/ |

The mice with the windows in their skulls

Peering into the brain has been the dream of scientists for years -- now it's reality

by Rowan Hooper

The British entertainer Derren Brown has caused a stir by apparently demonstrating mind control. He’s not psychic, he says, but he can see into other people’s brains.

“Once you understand someone else’s perception of a situation,” he said, “you can mentally exist inside their heads.”

Of course, Brown cannot literally see into other people’s brains. That would be a truly unbelievable claim, no matter how remarkable his talent. However, seeing into brains is precisely what scientists from the United States and Switzerland have recently managed to do. The neurobiologists technological breakthroughs have allowed them to see though a window into the brains of living mice, and view individual neurons in the cerebral cortex.

“If a few years ago you could have imagined in your wildest dreams the experiment you wanted to do, it would be this one,” said Paul Adams, a neurobiologist at the State University of New York, Stony Brook, not connected with the new work. “To show that, in a relatively short period of time, synapses grow in an adult brain.”

Neurobiology has had a long-held tenet that while the structure of the brain is flexible and changeable during childhood, it becomes fixed by adulthood. We all know that we can learn new things as adults and form new memories, but neurobiologists have always said that this cannot be due to physical changes in the structure of our brains.

That view has now been overturned by the new work, which has shown that the adult mammalian brain can rewire itself in response to stimulation from the outside world. There may be implications for future treatments of brain trauma and mental retardation and the research sheds light on processes that underlie learning and memory.

The scientists created transgenic mice with neurons that expressed a fluorescent green protein. Then they removed part of the skull over the area of the brain they wanted to study (the barrel cortex, a region associated with receiving information the mice gather with their whiskers) and installed a tiny glass window.

Every 24 hours for eight days and less frequently for the remainder of a month, the team, led by Karel Svoboda of the Cold Spring Harbor Laboratory, N.Y., checked what was going on in the brains of the mice. They were interested in neuronal spines. Nerve cells (neurons) have long, thin extensions called dendrites, and on these dendrites are tiny protrusions called neuronal spines. Spines form the essential part of the synapse, the connection that mediates signaling between neurons.

Scientists believe that spines are the basic functional unit in the brain. There are around 10,000 spines per neuron and there are tens of billions of neurons in an adult human brain, which gives an indication of how we are able to store and process so many memories.

Usually, scientists have to kill mice to study their neuronal spines, but by creating mice with fluorescent neurons, the researchers could see what happened to the spines and the synapses in living animals. They tested whether sensory input would change the neural connections by cutting every other whisker on the mice, creating a chessboard pattern in which each cut whisker was surrounded by uncut whiskers. The mice were then allowed to explore an unfamiliar environment.

Svoboda and colleagues found that the total number of synapses in the mice stayed relatively constant, but the individual connections often changed. Some were stable for only a few days and others, generally the thicker ones, stayed for the duration of the experiment.

An important finding was that connections formed and dissolved much more rapidly after the animals’ whiskers were cut and they were placed in the novel environment. This suggests that the synapses changed according to new sensory input.

The Svoboda team, writing in a recent issue of Nature, theorizes that cells might reach out to each other, perhaps even randomly. Synapses which are so formed are then tested through experience: those that are useful are reinforced, growing thicker, while those that aren’t wither away.

Right now, however, that theory is only speculation. Indeed, a paper in the same issue of Nature by Jaime Grutzendler and colleagues from the department of physiology and neuroscience at New York University School of Medicine reported that most of the spines they looked at remained stable for over a month.
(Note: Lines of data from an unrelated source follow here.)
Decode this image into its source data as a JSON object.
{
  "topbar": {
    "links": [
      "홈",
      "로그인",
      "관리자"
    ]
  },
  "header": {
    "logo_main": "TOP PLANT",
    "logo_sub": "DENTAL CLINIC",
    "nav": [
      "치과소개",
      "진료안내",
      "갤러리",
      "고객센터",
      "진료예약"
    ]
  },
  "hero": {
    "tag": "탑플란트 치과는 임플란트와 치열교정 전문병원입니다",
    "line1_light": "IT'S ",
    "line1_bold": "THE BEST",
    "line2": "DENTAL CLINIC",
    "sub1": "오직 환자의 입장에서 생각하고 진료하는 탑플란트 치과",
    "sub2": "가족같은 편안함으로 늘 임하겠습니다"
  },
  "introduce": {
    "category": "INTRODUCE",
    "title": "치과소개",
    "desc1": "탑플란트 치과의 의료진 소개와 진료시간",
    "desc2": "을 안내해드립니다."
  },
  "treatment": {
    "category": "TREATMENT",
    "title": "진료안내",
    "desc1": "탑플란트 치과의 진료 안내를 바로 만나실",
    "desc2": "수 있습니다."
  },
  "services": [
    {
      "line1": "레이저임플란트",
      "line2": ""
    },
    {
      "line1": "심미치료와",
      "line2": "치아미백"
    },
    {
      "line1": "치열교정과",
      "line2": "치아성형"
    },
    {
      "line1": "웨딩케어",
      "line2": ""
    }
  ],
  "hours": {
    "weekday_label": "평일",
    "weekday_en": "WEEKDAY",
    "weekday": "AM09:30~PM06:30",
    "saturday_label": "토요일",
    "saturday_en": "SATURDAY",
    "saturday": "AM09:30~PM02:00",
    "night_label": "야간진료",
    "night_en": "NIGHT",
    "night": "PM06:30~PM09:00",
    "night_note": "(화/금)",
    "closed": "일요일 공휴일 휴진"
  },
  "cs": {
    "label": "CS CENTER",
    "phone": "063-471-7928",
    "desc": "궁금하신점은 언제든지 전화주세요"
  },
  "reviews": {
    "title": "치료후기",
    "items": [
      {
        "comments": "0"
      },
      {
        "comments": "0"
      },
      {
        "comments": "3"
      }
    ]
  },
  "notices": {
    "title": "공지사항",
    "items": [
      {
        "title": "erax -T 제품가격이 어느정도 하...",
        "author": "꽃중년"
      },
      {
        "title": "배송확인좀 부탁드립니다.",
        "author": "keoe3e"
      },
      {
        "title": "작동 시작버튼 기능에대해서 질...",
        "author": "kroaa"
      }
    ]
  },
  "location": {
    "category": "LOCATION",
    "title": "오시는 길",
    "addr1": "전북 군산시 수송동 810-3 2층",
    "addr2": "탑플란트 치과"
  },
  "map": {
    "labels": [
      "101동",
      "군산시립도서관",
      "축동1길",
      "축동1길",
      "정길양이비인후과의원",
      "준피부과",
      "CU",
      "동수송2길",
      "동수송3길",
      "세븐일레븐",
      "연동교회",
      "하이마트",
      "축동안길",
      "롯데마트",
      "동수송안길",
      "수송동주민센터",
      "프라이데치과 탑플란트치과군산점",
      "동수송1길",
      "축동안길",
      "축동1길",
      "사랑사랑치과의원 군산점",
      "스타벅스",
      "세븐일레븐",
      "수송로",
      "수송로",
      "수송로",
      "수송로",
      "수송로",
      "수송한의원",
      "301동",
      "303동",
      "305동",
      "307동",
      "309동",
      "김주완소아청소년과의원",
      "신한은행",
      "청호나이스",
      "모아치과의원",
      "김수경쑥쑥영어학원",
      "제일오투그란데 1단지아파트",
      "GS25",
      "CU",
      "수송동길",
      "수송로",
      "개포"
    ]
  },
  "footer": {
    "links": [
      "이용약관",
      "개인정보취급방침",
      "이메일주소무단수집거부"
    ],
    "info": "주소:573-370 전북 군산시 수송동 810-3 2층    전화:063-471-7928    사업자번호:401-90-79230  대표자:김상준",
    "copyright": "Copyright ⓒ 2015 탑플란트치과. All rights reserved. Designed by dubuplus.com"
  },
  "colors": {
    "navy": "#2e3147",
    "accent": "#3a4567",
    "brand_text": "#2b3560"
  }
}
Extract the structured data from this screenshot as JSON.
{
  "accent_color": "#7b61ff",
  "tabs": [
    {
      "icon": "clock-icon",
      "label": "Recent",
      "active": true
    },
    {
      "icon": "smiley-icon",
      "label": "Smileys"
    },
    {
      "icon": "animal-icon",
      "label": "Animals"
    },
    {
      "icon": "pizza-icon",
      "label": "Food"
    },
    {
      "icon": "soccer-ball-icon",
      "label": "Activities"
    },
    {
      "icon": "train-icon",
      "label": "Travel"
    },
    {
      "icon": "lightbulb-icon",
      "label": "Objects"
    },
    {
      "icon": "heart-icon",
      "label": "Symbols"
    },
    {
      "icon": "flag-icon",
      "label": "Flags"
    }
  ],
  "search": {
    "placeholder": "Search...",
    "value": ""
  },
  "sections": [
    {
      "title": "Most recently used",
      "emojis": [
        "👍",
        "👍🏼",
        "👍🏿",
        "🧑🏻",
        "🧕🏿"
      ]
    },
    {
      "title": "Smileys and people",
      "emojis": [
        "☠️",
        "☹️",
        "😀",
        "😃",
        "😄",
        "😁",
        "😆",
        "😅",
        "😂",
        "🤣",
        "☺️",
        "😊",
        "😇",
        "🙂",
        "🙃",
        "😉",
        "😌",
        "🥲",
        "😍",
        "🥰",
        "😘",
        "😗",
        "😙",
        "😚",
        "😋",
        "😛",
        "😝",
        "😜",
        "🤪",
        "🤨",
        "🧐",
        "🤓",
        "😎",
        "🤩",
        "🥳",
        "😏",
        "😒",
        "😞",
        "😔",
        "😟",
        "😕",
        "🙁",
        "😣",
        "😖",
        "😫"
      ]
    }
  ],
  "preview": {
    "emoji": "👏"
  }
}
Adult brains may forge new connections, but they are not nearly as malleable as developing brains, says Svoboda. His team’s study hints that while adult neurons form and eliminate synapses between cells in their general vicinity, the large-scale organization of brain cells doesn’t really change. In developing brains the entire framework changes along with the synapses.

Much remains to be clarified; our view of how brains work and how memories are stored is far from complete. However, the ability to watch neurons grow in living brains is a research tool that will revolutionize experimental neuroscience and the study of learning. In the future this ability should clarify the underlying mechanisms in degenerative diseases such as Alzheimer’s and Parkinson’s.